Además, construir un sistema defensivo cuesta años, como revela el hecho de que nadie espera que la pata europea de la OTAN esté en condiciones de ser equiparable a la estadounidense -si no en proyección global, sí en la más modesta tarea de Defensa del continente- hasta dentro de una década, o sea, entre cinco y siete años después de que, según los propios europeos, Moscú sea capaz de desafiarles.
Ahí juega un papel clave, la capacidad industrial. Rusia está en quiebra técnica. Sus estadísticas macroeconómicas son escalofriantes. Con un crecimiento del PIB del 1,4%, una inflación del 8,8% (el doble del objetivo) y unos tipos de interés del 18%, Rusia parece estar necesitada de paz, estabilidad, y crecimiento económico. El segundo mayor banco del país, SVB, podría necesitar un rescate de un Estado que ha tenido que recortar el gasto social en un 16% para poder aumentar el destinado a actividades de Defensa hasta el 30% o, según el think tank británico Chatham House, el 63%, lo que significa niveles propios del Reino Unido en la Segunda Guerra Mundial.
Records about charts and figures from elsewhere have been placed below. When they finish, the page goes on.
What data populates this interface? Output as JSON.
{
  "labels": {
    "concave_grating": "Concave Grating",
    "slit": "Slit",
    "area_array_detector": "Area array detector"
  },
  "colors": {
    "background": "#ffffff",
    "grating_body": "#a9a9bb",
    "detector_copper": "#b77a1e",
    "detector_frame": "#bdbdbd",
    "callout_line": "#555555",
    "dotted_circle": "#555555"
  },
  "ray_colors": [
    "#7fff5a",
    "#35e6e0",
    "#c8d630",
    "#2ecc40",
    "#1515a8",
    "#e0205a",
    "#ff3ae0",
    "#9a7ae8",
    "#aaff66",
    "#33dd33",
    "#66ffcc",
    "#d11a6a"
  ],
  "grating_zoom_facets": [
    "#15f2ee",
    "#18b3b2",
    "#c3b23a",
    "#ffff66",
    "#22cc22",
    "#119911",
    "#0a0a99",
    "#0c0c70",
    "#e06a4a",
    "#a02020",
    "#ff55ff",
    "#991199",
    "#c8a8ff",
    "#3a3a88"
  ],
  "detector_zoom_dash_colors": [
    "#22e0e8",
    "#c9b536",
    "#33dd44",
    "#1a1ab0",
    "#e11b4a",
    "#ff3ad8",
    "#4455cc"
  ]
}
Pero Rusia, con un 5% del PIB de la OTAN, fabrica en tres meses más armas que los 32 socios de la Alianza Atlántica. Y esto se aplica tanto a Europa como a Estados Unidos. La lista de espera de tres de los misiles estadounidenses más demandados -los aire-aire AMRAAM, los antitanque Javelin, y los antiaéreos y antimisil Patriot- es de, respectivamente, cinco, siete y diez años, tal y como explicó el secretario general para Operaciones de la OTAN, Michael Gofus, en marzo.
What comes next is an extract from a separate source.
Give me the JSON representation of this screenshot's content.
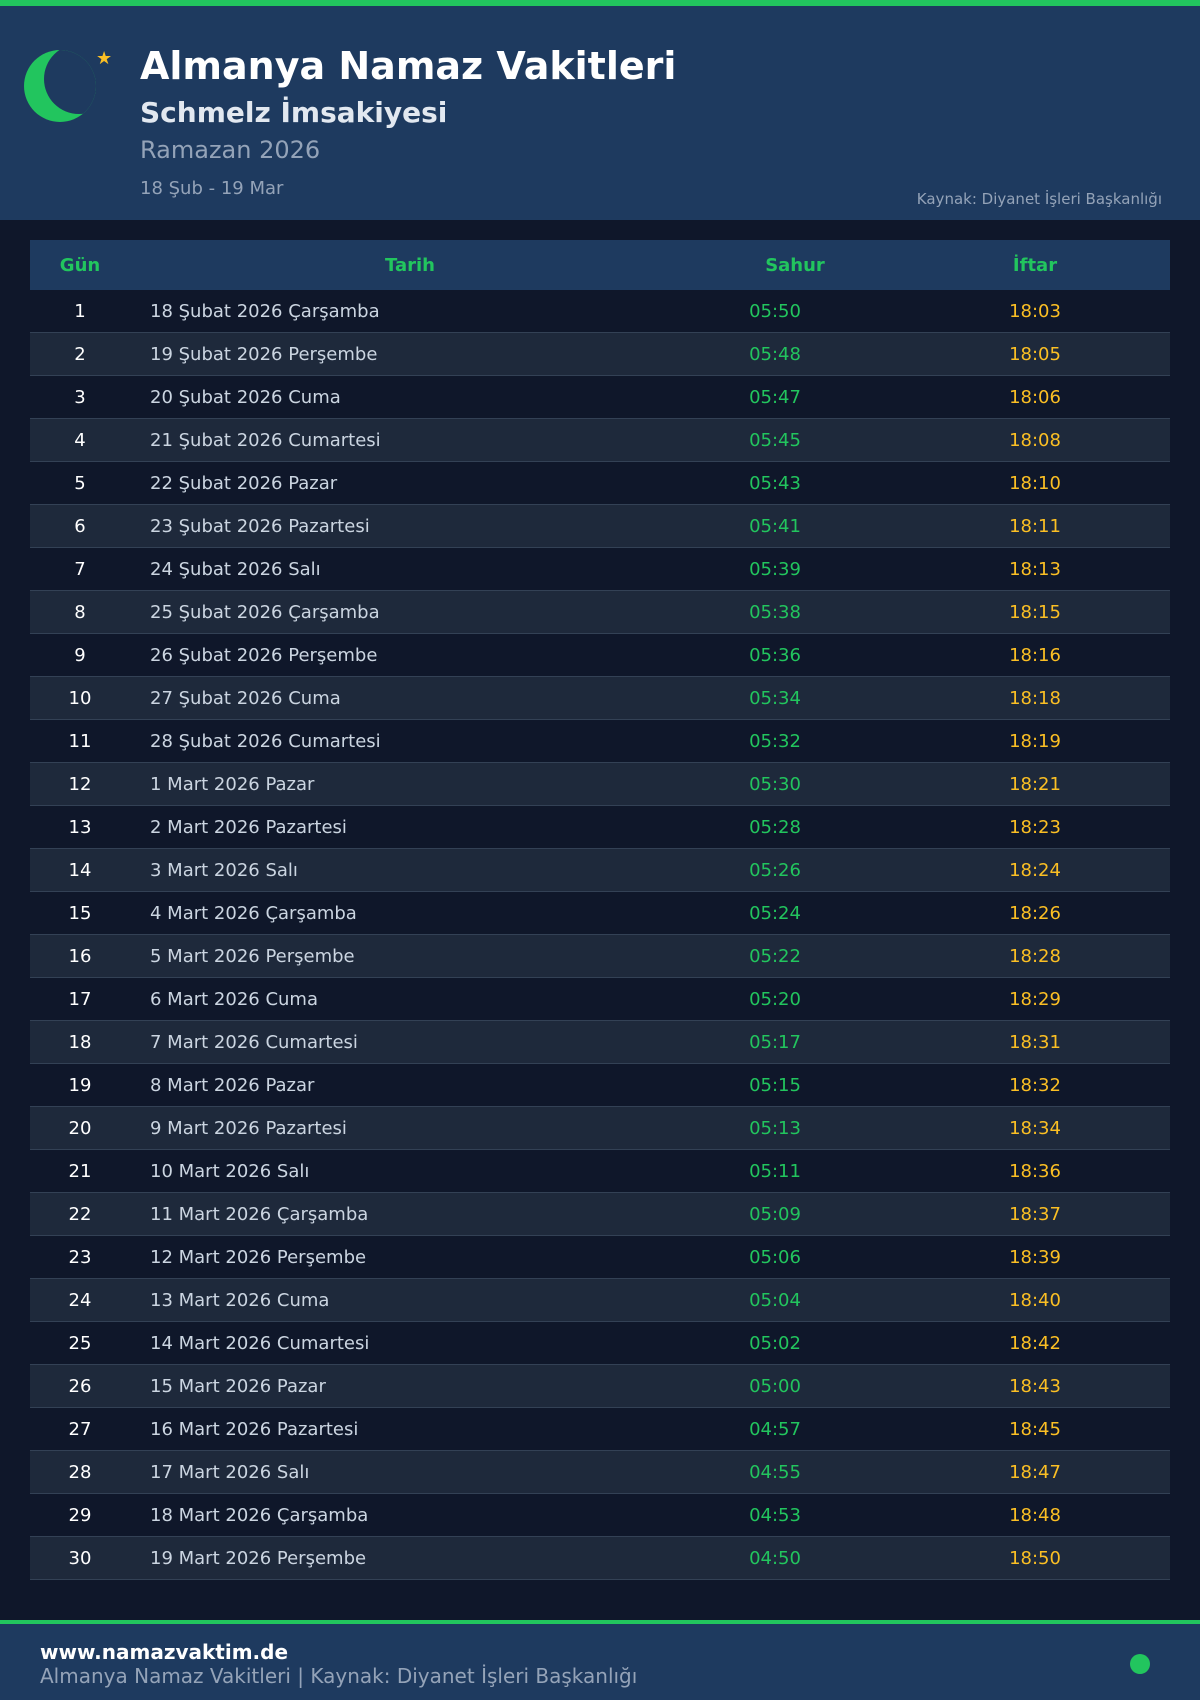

No es sólo que no haya armas. Es que a menudo no ha habido voluntad política, no ya para armarse, sino para coordinarse. Un caso escandaloso fue el revelado por Gofus, cuando explicó que durante la primera invasión rusa de Ucrania, en 2014, los países de la Alianza no compartían inteligencia. “Un embajador [en la OTAN] miraba a las fotos [de los satélites] y decía: ‘¿Veis, los rusos están en Crimea?’, y otro decía: ‘No me lo parece’. El resultado es que no hicimos nada porque no sabíamos qué estaba pasando“. En la invasión de 2022, sin embargo, “las cosas no pudieron ser diferentes, porque la información se compartió”. El problema es que sólo había un país que tenía información y que la compartía: Estados Unidos.